Targeting WNT5A Noncanonical Signaling Attenuates Renal Fibrosis Progression in Acute Kidney Injury

Mol Ther. 2025 Jun 27:S1525-0016(25)00490-3. doi: 10.1016/j.ymthe.2025.06.039. Online ahead of print.

Abstract

Preventing progression from acute kidney injury (AKI) to chronic kidney disease (CKD) remains a considerable clinical challenge. In this study, we elucidate the role of WNT5A in accelerating the AKI-to-CKD transition and its underlying mechanisms. Renal biopsies from patients with AKI showed marked upregulation of WNT5A and its receptor CD146 in proximal tubules, with higher expression in patients with CKD progression.
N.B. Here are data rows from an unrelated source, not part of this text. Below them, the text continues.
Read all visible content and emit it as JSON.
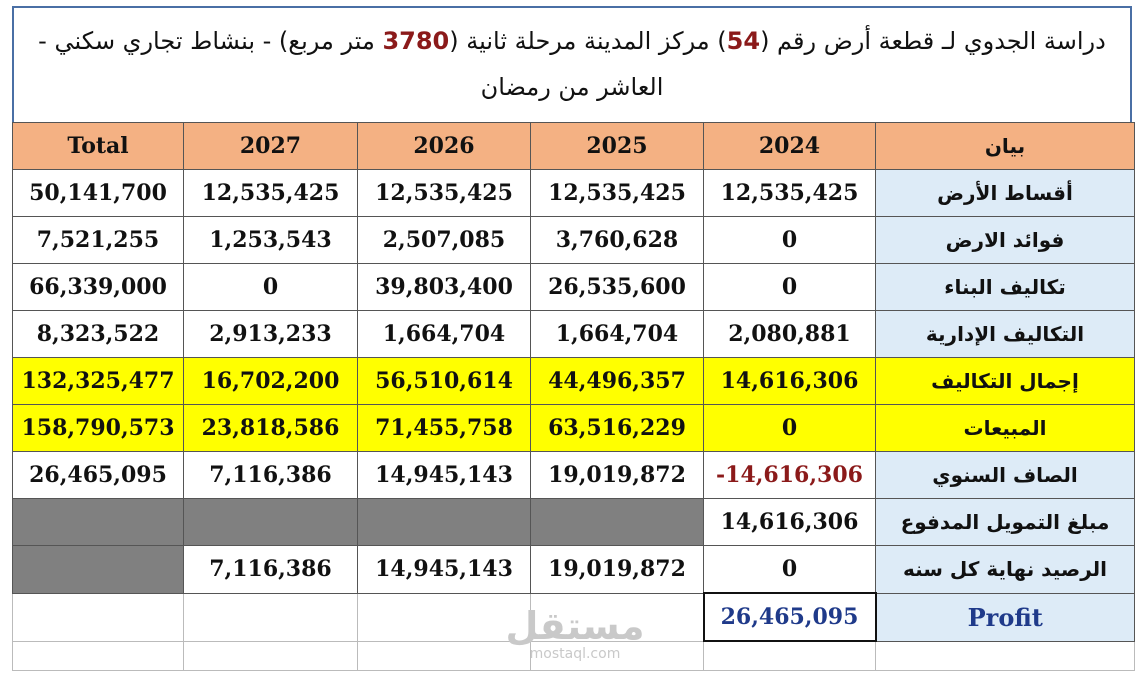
{
  "title": {
    "part1": "دراسة الجدوي لـ قطعة أرض رقم (",
    "plot_number": "54",
    "part2": ")  مركز المدينة مرحلة ثانية (",
    "area": "3780",
    "part3": " متر مربع) - بنشاط تجاري سكني -",
    "line2": "العاشر من رمضان"
  },
  "table": {
    "headers": [
      "بيان",
      "2024",
      "2025",
      "2026",
      "2027",
      "Total"
    ],
    "rows": [
      {
        "label": "أقساط الأرض",
        "v2024": "12,535,425",
        "v2025": "12,535,425",
        "v2026": "12,535,425",
        "v2027": "12,535,425",
        "total": "50,141,700"
      },
      {
        "label": "فوائد الارض",
        "v2024": "0",
        "v2025": "3,760,628",
        "v2026": "2,507,085",
        "v2027": "1,253,543",
        "total": "7,521,255"
      },
      {
        "label": "تكاليف البناء",
        "v2024": "0",
        "v2025": "26,535,600",
        "v2026": "39,803,400",
        "v2027": "0",
        "total": "66,339,000"
      },
      {
        "label": "التكاليف الإدارية",
        "v2024": "2,080,881",
        "v2025": "1,664,704",
        "v2026": "1,664,704",
        "v2027": "2,913,233",
        "total": "8,323,522"
      },
      {
        "label": "إجمال التكاليف",
        "v2024": "14,616,306",
        "v2025": "44,496,357",
        "v2026": "56,510,614",
        "v2027": "16,702,200",
        "total": "132,325,477"
      },
      {
        "label": "المبيعات",
        "v2024": "0",
        "v2025": "63,516,229",
        "v2026": "71,455,758",
        "v2027": "23,818,586",
        "total": "158,790,573"
      },
      {
        "label": "الصاف السنوي",
        "v2024": "-14,616,306",
        "v2025": "19,019,872",
        "v2026": "14,945,143",
        "v2027": "7,116,386",
        "total": "26,465,095"
      },
      {
        "label": "مبلغ التمويل المدفوع",
        "v2024": "14,616,306"
      },
      {
        "label": "الرصيد نهاية كل سنه",
        "v2024": "0",
        "v2025": "19,019,872",
        "v2026": "14,945,143",
        "v2027": "7,116,386"
      },
      {
        "label": "Profit",
        "v2024": "26,465,095"
      }
    ]
  },
  "watermark": {
    "line1": "مستقل",
    "line2": "mostaql.com"
  },
  "colors": {
    "header": "#f4b183",
    "label": "#ddebf7",
    "highlight": "#ffff00",
    "gray": "#808080",
    "negative": "#8b1a1a",
    "profit": "#1f3a8a"
  }
}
In murine AKI models, Wnt5a knockdown attenuated CKD progression. Conversely, proximal tubular overexpression of Wnt5a exacerbated renal fibrosis in ischemia-reperfusion injury (IRI) mice, which was alleviated by Box5, a specific WNT5A antagonist. In vitro, WNT5A overexpression in TGF-β-stimulated HK-2 cells promoted CD146 upregulation, activated JNK phosphorylation, and enhanced SNAI1 expression. The genetic silencing of WNT5A/CD146 and JNK inhibition suppresses SNAI1 expression and attenuates fibrotic responses. Mechanistically, JNK-mediated c-JUN phosphorylation promoted its interaction with KLF5 at the SNAI1 promoter, driving renal fibrosis. Elevated serum levels of soluble CD146 correlated with renal function in patients with AKI and were higher in patients exhibiting CKD progression. Inhibition of WNT5A could serve as a therapeutic target for delaying renal fibrosis in AKI progression.